Arpi folded a napkin in front of herself. “You know, Nell, there are certain factions of feminism now wherein the ‘Karen’ meme has come into hot debate because of the alleged misogyny behind it as it seeks to silence assertive women who have finally learned to stand up for themselves after centuries of systematic, intergenerational oppression.”

Nell and Susan both sat at the bench with them; Mikaela scooted around closer to Arpi to make room as she and Nell both laughed at Arpi’s flat statement. _ Was there a joke in there somewhere? _ At some point, when Arpi used enough big words, Mikaela stopped listening and started to go to sleep. Arpi continued, “This is the mayor’s Chief of Staff, Mikaela Shaw. Mikaela, you know Susan, and this is her wife, Nell. Nell runs a subsidiary branch of the zoning boards through city hall. She’s been helping with one on one outreach in convenience stores in districts fourteen, nine, and one.”

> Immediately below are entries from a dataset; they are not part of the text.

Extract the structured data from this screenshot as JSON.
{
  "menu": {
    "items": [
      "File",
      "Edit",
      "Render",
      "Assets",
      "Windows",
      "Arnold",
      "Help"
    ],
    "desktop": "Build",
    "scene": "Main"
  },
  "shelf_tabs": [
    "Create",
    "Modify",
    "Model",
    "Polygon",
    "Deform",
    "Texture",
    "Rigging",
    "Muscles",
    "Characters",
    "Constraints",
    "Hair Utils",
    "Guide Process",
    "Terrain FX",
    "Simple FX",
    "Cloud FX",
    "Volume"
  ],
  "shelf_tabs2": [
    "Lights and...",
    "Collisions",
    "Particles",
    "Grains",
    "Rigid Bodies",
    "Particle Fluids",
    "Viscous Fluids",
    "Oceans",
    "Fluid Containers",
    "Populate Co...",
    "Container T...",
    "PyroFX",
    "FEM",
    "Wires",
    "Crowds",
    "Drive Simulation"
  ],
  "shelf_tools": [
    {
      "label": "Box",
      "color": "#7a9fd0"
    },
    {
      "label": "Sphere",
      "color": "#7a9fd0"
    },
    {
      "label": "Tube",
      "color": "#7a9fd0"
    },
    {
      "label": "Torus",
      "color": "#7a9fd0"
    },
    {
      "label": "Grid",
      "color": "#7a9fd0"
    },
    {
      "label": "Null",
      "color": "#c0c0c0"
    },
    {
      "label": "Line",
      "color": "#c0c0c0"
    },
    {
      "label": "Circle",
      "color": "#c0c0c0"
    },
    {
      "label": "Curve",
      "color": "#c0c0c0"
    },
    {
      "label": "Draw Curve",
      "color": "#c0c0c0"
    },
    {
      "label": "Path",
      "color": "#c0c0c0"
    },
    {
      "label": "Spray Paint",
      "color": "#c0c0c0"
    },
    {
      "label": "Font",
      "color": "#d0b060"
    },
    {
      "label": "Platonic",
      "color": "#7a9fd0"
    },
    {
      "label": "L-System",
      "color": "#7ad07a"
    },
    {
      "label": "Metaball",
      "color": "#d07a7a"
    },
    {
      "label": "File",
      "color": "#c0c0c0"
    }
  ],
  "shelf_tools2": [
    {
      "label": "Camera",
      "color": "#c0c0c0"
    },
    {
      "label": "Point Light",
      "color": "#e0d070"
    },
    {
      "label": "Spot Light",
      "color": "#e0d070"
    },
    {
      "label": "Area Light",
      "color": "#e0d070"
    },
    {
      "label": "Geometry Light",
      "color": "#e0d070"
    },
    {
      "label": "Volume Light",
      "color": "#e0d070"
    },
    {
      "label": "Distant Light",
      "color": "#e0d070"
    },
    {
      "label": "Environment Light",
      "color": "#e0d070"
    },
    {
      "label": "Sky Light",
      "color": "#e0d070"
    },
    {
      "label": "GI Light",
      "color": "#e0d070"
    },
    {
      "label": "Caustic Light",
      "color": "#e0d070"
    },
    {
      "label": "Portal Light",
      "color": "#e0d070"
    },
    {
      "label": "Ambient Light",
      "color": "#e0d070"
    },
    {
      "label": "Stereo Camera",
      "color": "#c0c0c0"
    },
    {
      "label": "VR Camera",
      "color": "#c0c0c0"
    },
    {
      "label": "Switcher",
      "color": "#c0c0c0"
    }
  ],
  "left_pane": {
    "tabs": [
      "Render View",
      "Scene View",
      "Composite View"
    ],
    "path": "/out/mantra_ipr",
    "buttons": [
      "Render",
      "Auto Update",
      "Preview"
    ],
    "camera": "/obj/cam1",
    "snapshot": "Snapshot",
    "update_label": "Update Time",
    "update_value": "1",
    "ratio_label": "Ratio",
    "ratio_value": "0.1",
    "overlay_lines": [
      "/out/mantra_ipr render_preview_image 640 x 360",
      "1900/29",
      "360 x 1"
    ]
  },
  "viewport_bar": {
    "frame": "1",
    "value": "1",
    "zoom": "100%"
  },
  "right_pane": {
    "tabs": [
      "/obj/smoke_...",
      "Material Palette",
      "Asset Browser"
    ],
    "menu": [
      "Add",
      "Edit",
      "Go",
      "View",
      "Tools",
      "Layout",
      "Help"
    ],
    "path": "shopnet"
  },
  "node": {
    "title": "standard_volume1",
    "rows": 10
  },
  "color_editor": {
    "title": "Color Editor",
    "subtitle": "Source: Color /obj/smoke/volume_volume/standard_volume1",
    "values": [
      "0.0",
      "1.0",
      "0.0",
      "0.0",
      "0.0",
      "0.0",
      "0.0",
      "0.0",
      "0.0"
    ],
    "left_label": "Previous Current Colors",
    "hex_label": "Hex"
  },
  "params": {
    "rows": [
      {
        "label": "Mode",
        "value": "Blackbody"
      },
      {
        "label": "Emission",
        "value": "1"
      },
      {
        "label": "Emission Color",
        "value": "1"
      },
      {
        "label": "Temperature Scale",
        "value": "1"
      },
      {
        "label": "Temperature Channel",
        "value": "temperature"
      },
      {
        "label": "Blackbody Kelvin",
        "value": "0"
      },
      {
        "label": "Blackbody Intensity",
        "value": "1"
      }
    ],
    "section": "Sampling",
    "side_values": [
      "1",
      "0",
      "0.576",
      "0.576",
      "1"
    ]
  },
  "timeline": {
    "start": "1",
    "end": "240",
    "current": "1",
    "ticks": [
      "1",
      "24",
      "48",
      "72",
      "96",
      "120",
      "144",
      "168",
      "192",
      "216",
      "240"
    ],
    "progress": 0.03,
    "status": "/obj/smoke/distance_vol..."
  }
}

Mikaela frowned. “Are we sure getting the people in district fourteen to eat bananas is where we want to start? Skid Row needs a lot of help, but I don’t think they’re going to get it just from us putting cartons of eggs in the closest 7-Eleven.”

Arpi shrugged. “Have to start somewhere, boss. Any real ideas to clean up Skid Row humanely will end with us presenting it to the mayor.”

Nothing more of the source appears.